The internet is the future we seldom imagined. It eluded generations of science fiction writers, only to suddenly appear, fully formed, some time in the mid-1990s, and from then on quickly become an essential part of how most people communicate, research, write and work. Our new present.
It is a common experience to ask oneself: how did I do this before? Except before is receding, a not-distant past pushed out of mind by a technological paradigm that is constantly changing the meaning of old, familiar words. Not just what it means to like something or to have friends, but the very act of being social; not just the word ‘memory’ – now reduced to what fits on a microchip, or on the glimmering surface of a hard drive, or in the cloud – but what it’s like to remember.
Within that difficulty to recall, or perhaps more accurately to imagine, what life was like before the internet lies the problem of how to conceive of a future without it. It may well be – to paraphrase Fredric Jameson – that it is easier to imagine the end of the world than the end of the internet. Conversely, what is routinely presented as ‘the end of the internet’ turns out to be anything but. Two years ago, the phrase was used to describe the effects of proposed copyright legislation. Nowadays, the spectre is raised about attempts to bring the internet outside of the exclusive control of the United States, the prospect that the principle of net neutrality might be abandoned, or even increased taxation of internet traffic. Anything that might alter the regulatory or technical landscape under which the internet as we know it operates is viewed as a catastrophe, the end.

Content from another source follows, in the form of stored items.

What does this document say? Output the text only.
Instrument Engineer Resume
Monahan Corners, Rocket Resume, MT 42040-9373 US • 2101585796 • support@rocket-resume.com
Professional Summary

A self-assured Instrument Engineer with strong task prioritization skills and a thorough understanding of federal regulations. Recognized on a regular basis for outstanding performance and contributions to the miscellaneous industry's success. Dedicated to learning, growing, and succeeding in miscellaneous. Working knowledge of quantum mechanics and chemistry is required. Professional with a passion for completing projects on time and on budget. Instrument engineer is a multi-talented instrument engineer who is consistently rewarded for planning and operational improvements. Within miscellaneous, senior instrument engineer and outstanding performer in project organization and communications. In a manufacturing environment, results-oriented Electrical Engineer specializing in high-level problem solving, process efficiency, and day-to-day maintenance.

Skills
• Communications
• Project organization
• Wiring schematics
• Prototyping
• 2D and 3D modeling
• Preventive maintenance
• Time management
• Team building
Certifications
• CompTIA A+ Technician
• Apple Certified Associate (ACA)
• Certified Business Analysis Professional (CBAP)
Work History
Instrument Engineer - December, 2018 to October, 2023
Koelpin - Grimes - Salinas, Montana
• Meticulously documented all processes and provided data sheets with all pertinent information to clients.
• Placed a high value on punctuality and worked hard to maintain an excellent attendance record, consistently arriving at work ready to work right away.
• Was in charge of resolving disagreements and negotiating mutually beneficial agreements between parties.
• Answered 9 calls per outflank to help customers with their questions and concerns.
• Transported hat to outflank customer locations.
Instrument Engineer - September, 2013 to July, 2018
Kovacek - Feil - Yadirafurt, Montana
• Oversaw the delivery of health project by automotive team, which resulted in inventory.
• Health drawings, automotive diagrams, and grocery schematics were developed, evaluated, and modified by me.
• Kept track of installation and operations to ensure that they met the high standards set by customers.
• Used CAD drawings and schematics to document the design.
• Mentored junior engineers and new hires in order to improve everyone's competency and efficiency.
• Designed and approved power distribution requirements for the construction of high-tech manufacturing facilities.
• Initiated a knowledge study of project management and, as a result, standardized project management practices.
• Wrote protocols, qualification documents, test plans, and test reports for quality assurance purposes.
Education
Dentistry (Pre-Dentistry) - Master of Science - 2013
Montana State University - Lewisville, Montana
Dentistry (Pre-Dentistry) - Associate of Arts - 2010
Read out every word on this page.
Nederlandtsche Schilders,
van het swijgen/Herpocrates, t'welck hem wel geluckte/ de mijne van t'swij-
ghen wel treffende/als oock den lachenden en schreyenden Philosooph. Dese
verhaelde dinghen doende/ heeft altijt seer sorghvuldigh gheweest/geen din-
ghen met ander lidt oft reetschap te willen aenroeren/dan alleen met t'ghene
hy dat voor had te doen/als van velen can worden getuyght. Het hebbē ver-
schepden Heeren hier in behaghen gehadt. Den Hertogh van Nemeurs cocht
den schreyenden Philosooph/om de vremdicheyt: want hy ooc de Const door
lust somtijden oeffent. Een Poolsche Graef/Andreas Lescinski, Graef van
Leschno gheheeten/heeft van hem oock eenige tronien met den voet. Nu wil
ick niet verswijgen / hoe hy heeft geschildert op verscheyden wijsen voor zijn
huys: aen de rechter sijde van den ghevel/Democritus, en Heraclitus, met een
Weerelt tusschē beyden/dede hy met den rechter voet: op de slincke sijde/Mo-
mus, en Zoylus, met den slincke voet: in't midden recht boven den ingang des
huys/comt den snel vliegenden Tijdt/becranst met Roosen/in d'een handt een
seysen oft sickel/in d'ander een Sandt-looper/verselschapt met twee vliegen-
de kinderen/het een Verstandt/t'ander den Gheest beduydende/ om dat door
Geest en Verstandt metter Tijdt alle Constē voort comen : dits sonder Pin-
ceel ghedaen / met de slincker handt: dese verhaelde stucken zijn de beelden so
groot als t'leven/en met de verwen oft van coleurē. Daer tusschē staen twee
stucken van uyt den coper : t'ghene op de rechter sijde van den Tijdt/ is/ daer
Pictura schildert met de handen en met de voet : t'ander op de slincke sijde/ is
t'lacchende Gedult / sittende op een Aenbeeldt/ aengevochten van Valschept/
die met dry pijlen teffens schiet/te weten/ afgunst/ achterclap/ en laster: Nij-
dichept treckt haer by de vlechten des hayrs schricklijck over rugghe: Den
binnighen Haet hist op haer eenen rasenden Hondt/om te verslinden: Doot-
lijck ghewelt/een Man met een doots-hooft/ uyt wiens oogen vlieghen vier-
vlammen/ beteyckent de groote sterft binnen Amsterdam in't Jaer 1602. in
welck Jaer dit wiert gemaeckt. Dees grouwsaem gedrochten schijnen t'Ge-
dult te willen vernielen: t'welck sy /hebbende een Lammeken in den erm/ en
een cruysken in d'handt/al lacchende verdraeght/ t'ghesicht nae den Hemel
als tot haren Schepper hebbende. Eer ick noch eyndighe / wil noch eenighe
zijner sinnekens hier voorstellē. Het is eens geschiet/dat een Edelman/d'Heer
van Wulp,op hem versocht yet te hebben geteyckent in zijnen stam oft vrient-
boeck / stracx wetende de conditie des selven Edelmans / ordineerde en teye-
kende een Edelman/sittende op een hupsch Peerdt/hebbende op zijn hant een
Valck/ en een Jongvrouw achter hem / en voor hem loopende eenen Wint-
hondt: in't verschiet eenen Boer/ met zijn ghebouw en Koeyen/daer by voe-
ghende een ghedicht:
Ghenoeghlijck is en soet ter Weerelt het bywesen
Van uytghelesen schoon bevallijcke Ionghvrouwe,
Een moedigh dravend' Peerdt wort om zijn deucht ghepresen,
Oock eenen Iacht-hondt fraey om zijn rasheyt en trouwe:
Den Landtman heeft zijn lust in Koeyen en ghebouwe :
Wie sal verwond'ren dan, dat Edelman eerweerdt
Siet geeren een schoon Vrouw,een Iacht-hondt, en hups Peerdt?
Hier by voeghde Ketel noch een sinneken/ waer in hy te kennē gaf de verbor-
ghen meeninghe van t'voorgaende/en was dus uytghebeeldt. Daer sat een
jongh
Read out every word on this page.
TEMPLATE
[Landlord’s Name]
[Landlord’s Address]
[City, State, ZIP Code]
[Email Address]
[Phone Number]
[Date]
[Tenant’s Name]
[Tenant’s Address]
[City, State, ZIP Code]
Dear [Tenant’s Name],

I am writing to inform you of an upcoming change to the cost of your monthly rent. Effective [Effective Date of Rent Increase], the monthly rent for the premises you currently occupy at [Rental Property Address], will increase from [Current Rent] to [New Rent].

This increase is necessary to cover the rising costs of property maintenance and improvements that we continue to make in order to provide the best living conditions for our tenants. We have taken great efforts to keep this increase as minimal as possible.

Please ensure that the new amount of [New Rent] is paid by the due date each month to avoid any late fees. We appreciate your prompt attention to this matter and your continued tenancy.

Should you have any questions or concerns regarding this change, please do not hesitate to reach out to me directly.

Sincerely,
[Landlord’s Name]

In addition to this, knowing that the internet was originally conceived as a wartime communications network makes us liable to overstate its actual resilience. Neuroscientist David Eagleman, author of the book/app Why the Net Matters, has cited at least four ways the internet could go down. These included political interventions (some will recall Bashar al-Assad shutting down the network in Syria, but there have also been proposals to give American presidents authority over an ‘internet kill switch’); acts of cyber-warfare or sabotage; or the malicious or accidental cutting of deep-sea cables. The fourth reason – space weather – has recently come back into the news and is the most fascinating and chilling of all.
It seems that in 2012 we narrowly avoided being hit by a coronal mass ejection from our sun. As astronomer Phil Plait explained in a widely shared piece for Slate, a coronal mass ejection is the largest type of solar storm and causes the release of billions of tons of plasma into the solar system. When one of these storms hit the Earth in 1859, it wreaked havoc on the telegraph system – the effects on a more advanced society would (of course) be far greater. Plait predicted widespread, months-long blackouts if large transformers were hit, while Eagleman suggested that a major solar event ‘could theoretically melt down the whole internet’. University of Colorado astronomer Daniel Baker has put the chances of Earth being hit by an ejection of the same magnitude as the one that narrowly missed us in 2012 at 12 per cent over the next decade. ‘That’s a bit higher than makes me comfortable,’ noted Plait wryly.
If one sets to one side for a moment the staggering hardship that the sudden collapse of the world’s communications systems would cause, the threat has something of a poetic quality. Large solar storms are relatively frequent, and would have occurred many times since the beginnings of human civilisation. The only different is that now we can notice them; only now do they have the potential to suddenly halt and reverse our technological progress, if not history itself.
It is difficult to muster a human response to events that occur on a cosmic scale, but it may be useful nevertheless to reflect on that failure of our collective imagination, since a future without the internet may suddenly displace our present. It may come from the skies, or by executive order. But it could happen.
As I have noted in the past, the challenge, as I see it, is to abstract progress from technology. We need to think of our new forms of organisation not as the product of new communication tools, but as our response to them, so that we can teach ourselves to replicate those forms, those networks – which are predominantly social – even without the internet. We should do this not just because we might have to do so some day, but to build a redundancy and to make ourselves more resilient.